星空為被,山水承歡,放浪形骸,色娛竟夜,不覺破曉。
王彪之再醒來時,發現自己已經身處順江飄蕩的樓船中。他頭腦隐隐有些脹痛,再想思忖自己為何身處此地,腦海中已是一片空白,兩手下意識往左右一探,旋即便有如靈蛇一般柔軟的嬌嫩身軀逢迎而上。
待看到侍寝左右的美貌仕女,王彪之才隐隐記起昨夜之事,隻是暢飲一夜,許多畫面都已模糊不清。
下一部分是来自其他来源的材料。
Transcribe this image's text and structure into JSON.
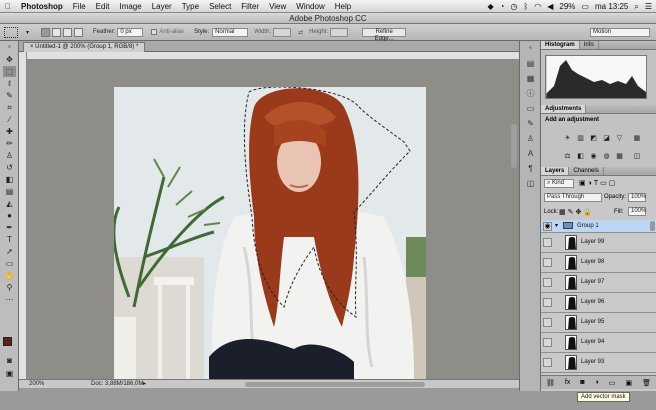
{
  "menubar": {
    "apple": "",
    "items": [
      "Photoshop",
      "File",
      "Edit",
      "Image",
      "Layer",
      "Type",
      "Select",
      "Filter",
      "View",
      "Window",
      "Help"
    ],
    "battery": "29%",
    "clock": "ma 13:25"
  },
  "window": {
    "title": "Adobe Photoshop CC"
  },
  "options": {
    "feather_label": "Feather:",
    "feather_value": "0 px",
    "antialias_label": "Anti-alias",
    "style_label": "Style:",
    "style_value": "Normal",
    "width_label": "Width:",
    "height_label": "Height:",
    "refine_edge": "Refine Edge...",
    "workspace": "Motion"
  },
  "document": {
    "tab": "Untitled-1 @ 200% (Group 1, RGB/8) *",
    "zoom": "200%",
    "doc_info": "Doc: 3,88M/186,0M"
  },
  "panels": {
    "histogram_tab": "Histogram",
    "info_tab": "Info",
    "adjustments_tab": "Adjustments",
    "adjustments_title": "Add an adjustment",
    "layers_tab": "Layers",
    "channels_tab": "Channels",
    "kind": "Kind",
    "blend_mode": "Pass Through",
    "opacity_label": "Opacity:",
    "opacity_value": "100%",
    "lock_label": "Lock:",
    "fill_label": "Fill:",
    "fill_value": "100%",
    "layers": [
      {
        "name": "Group 1",
        "selected": true
      },
      {
        "name": "Layer 99"
      },
      {
        "name": "Layer 98"
      },
      {
        "name": "Layer 97"
      },
      {
        "name": "Layer 96"
      },
      {
        "name": "Layer 95"
      },
      {
        "name": "Layer 94"
      },
      {
        "name": "Layer 93"
      }
    ]
  },
  "tooltip": "Add vector mask",
  "colors": {
    "selected_layer": "#bcd6f5",
    "canvas_bg": "#8f8d88"
  }
}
他本不是好色之人,昨夜興之所至有所忘形,眼下卻是沒了興緻,順勢起床在兩名仕女服侍下披上衣衫,這才走出艙室,發現船行已經到了京口城外。
船舷内站着數名王家仆人,待見王彪之行出,匆匆行上來躬身道:“七郎醒了,現在可要回城?”
王彪之點點頭,繼而有些好奇道:“昨夜與我同遊那些人去了哪裡?”
“沈驸馬回歸行台,各家郎君夜中泰半離開前往相迎,餘者幾人也都各自歸家。”
聽到家人答話,王彪之臉色頓時一沉,他是歡愉的失了憶一般,并不記得昨夜具體的情形。可是總還記得一衆人在一起狂歡,可是那些人居然在聽到沈哲子歸都的消息後,竟然棄他不顧将他抛在了外邊,這簡直讓人無法忍受!
“既然如此,你怎麼不告知我?”
王彪之氣得臉色鐵青,大感酒色誤事。一群人出遊狎妓,僅僅隻是聽到一個同輩人回來的消息,他便被衆人遺棄,若傳揚出去,他可是成了不折不扣的笑柄!
家人們聽到這話,臉色不免變得有些古怪,但凡是個正常人昨夜看到郎君興緻盎然的模樣,也不敢上前去打擾啊。
王彪之這裡還在為此事憤憤不已,然而卻不知道昨夜不獨止于此,另有一樁事會讓他終身引以為憾。